Customizing the Docker Compose Files

Once the compose files are generated, they can be reviewed and if necessary customized.

The following aspects should be taken in account:

  • Memory/CPU Resevations and Limits: Both controllers and proxies come with enforced resource limits. The defaults are voluntarily kept large to fit most of use cases. They can be adjusted to better fit the targeted installation.
  • Network Configuration and Exposed Ports: By default, the proxies service is configured to expose the ports 80 and 443 to the swarm ingress network. This setting has to be adjusted according to the target installation. If network performance is needed, please consider bypassing the routing mesh.
  • Volumes: Local volumes are being used by default in order to fit most installations. If a global volume driver is available on the targeted swarm cluster, it can be used instead. This would remove the placement constraints on the controllers, providing more flexibility. However, be careful with the I/O performance of these volumes as it is critical for the stability of the cluster.
  • Placement constraints: By default, proxy services are configured to be deployed on workers only. If the workload is allowed on manager nodes or only certain swarm nodes are exposed to the internet then the placement constraint can be adjusted. However, unless a global volume is being used for the controller volumes, please do not remove the placement constraints on the controller services.
  • Labels: To expose the dashboard, labels on the proxies service is required. However, please make sure not to remove the com.containous.traefikee.component label.
  • Environment variables: To use Datadog or ACME DNS Challenge for instance, environment variables should be configured either on proxies or controllers.

Healthcheck

We don't provide a swarm compliant health check at this moment.

Common Scenarios Requiring Customization

External Load Balancer

By default, the manifest files generated by teectl setup gen include a service definition with default port mode for the proxies, which means they will use the Swarm routing mesh.

While this routing mesh can be convenient, it does have some disadvantages such as reduced performance and overall network stability perception.

When using an external load balancer, it's possible to bypass the routing mesh and expose the proxy service ports directly to the host machine. To achieve this the port mode must be changed in the compose file before deploying it to the cluster.

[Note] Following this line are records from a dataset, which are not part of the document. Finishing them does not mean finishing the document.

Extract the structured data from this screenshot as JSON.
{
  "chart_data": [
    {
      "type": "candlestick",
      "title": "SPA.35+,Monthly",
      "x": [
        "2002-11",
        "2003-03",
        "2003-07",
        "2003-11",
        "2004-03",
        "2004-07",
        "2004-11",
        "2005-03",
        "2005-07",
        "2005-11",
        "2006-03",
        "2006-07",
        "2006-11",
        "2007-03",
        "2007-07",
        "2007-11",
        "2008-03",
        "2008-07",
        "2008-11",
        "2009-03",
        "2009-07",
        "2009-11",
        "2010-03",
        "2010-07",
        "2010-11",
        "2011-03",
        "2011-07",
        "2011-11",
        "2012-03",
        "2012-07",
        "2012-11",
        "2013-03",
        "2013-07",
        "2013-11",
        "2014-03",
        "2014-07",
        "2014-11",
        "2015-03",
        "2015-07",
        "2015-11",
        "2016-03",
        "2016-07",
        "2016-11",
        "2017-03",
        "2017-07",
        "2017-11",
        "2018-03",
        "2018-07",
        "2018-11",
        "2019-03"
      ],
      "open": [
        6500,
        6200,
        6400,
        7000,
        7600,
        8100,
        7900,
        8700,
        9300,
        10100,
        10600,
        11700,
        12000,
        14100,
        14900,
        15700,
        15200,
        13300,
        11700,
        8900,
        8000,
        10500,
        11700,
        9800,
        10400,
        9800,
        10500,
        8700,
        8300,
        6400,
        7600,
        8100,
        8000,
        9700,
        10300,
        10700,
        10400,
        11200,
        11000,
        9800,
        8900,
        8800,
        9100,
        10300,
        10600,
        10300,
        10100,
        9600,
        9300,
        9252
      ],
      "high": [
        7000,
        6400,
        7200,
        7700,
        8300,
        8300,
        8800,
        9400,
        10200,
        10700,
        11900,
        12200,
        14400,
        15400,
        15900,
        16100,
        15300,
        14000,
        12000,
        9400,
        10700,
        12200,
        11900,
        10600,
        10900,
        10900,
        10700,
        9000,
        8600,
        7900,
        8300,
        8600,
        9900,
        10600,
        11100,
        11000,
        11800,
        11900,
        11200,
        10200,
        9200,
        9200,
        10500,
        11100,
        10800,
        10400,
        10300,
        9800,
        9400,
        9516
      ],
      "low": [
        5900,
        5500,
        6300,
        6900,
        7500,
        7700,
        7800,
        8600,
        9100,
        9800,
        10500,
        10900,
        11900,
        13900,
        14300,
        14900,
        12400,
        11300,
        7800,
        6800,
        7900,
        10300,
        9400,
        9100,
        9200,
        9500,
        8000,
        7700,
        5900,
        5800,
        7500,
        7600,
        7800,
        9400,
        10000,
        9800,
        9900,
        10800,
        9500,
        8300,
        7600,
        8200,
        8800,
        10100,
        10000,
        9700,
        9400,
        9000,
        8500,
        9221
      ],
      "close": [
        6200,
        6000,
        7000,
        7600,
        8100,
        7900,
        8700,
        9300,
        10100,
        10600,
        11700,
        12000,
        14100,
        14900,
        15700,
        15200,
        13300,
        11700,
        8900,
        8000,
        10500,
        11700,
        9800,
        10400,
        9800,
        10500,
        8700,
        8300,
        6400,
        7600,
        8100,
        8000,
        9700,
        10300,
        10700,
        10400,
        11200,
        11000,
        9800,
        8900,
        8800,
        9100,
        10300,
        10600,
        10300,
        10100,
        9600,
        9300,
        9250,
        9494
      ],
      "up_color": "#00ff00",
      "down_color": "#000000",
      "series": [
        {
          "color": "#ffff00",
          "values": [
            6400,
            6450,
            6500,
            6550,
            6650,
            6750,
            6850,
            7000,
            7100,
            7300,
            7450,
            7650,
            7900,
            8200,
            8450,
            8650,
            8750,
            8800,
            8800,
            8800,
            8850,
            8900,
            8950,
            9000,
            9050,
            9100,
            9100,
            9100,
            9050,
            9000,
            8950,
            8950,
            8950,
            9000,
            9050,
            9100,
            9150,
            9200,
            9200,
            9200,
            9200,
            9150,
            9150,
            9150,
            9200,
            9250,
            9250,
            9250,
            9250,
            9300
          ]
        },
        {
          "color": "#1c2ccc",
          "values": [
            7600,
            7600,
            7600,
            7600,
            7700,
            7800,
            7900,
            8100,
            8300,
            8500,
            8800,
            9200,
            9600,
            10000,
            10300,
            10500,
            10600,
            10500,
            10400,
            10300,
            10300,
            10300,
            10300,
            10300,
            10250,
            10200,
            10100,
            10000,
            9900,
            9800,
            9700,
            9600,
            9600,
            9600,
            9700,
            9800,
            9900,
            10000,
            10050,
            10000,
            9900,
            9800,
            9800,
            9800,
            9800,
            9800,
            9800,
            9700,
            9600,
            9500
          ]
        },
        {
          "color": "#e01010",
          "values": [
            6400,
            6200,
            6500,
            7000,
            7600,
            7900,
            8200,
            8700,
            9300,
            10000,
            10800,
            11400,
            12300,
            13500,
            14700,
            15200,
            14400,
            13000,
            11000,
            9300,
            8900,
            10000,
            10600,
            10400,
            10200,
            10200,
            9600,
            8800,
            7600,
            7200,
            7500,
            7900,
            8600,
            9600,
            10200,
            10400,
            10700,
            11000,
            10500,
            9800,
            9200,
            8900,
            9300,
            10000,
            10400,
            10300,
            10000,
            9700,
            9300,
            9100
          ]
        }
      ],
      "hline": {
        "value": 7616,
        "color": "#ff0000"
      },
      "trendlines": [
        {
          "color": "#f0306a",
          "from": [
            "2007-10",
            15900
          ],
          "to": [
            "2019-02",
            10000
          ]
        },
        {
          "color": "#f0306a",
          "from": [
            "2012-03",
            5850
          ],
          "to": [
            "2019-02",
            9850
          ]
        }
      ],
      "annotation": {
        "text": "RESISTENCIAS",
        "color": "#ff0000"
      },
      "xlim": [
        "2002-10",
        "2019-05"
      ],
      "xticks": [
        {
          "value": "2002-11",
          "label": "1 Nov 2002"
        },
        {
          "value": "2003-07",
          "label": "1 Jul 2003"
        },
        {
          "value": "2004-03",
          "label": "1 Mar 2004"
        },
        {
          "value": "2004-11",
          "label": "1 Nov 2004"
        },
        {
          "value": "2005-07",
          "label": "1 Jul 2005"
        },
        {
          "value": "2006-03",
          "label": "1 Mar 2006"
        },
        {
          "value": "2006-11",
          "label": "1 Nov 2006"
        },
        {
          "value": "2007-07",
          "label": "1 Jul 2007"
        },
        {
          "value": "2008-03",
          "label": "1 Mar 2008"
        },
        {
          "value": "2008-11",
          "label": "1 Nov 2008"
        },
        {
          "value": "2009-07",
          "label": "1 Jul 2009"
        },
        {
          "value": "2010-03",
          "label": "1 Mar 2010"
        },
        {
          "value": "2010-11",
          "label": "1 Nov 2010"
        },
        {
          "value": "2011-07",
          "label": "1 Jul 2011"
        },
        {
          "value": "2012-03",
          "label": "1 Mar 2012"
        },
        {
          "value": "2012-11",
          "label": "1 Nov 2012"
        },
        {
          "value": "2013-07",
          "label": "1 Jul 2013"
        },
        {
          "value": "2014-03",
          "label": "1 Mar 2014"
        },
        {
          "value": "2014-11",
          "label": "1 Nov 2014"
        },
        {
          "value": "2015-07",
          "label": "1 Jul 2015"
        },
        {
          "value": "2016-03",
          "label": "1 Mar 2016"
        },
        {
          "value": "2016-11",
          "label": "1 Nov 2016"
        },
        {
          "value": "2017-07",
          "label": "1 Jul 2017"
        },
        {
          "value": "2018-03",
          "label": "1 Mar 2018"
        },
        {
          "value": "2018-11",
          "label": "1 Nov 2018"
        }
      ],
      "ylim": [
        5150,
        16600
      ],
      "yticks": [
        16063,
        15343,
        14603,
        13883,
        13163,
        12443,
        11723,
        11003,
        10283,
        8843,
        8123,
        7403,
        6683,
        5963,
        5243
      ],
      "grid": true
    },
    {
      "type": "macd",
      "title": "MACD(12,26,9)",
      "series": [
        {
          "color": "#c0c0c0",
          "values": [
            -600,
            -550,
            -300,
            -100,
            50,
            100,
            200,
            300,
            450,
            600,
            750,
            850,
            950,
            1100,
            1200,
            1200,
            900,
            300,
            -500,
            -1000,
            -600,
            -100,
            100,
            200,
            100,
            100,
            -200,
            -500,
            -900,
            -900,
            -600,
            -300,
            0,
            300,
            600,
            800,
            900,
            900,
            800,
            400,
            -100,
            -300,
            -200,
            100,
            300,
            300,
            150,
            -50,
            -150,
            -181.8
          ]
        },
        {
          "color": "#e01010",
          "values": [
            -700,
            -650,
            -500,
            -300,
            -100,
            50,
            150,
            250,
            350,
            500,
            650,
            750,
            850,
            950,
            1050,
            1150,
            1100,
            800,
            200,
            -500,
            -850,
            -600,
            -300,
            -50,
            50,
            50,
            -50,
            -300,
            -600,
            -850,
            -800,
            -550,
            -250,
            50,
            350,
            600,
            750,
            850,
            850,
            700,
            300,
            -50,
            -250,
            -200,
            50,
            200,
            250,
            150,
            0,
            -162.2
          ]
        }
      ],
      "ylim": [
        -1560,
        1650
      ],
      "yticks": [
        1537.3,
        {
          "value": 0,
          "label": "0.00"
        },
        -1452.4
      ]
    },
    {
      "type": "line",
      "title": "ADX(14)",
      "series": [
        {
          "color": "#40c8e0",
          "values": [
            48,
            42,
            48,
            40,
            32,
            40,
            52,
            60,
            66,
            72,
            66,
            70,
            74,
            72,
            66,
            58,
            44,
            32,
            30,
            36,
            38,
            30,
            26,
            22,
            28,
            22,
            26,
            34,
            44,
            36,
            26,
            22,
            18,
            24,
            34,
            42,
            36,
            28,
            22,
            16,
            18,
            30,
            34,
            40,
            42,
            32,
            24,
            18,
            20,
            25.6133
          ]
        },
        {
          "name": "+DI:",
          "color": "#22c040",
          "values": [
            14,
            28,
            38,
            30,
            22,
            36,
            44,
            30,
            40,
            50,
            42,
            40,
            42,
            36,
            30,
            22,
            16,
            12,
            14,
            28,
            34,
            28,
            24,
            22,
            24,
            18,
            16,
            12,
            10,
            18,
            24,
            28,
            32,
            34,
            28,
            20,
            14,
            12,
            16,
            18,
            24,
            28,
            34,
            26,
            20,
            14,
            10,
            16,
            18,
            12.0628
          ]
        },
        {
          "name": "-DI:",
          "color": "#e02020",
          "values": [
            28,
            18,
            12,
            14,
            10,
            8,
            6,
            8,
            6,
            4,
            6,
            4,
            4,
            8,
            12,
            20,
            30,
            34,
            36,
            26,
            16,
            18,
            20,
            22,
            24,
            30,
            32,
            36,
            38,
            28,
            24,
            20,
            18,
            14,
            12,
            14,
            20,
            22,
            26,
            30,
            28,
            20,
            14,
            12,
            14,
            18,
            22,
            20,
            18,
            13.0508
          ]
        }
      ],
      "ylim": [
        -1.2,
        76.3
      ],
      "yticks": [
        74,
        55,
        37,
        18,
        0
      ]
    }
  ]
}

And as the host mode will determine that only one container of a service can run on each docker node, because of the binded port, it's also recommended to add a placement constraint and set the service deploy mode to global:

services:
  proxies:
    #[...]
    deploy:
      mode: global
      placement:
        constraints:
          - node.role != manager
          - node.labels.traefikee-enabled == true
    #[...]
    ports:
      - target: 80
        published: 80
        protocol: tcp
        mode: host
      - target: 443
        published: 443
        protocol: tcp
        mode: host
    #[...]

With this configuration the load balancer can target the address of individual nodes running the proxy service.

Client IP address

When using host mode, the real client ip address is shown on request headers and Traefik Enterprise logs instead of the Docker internal overlay address.

Port management in host mode

When using host mode, the management of port conflicts is the cluster operator's responsibility.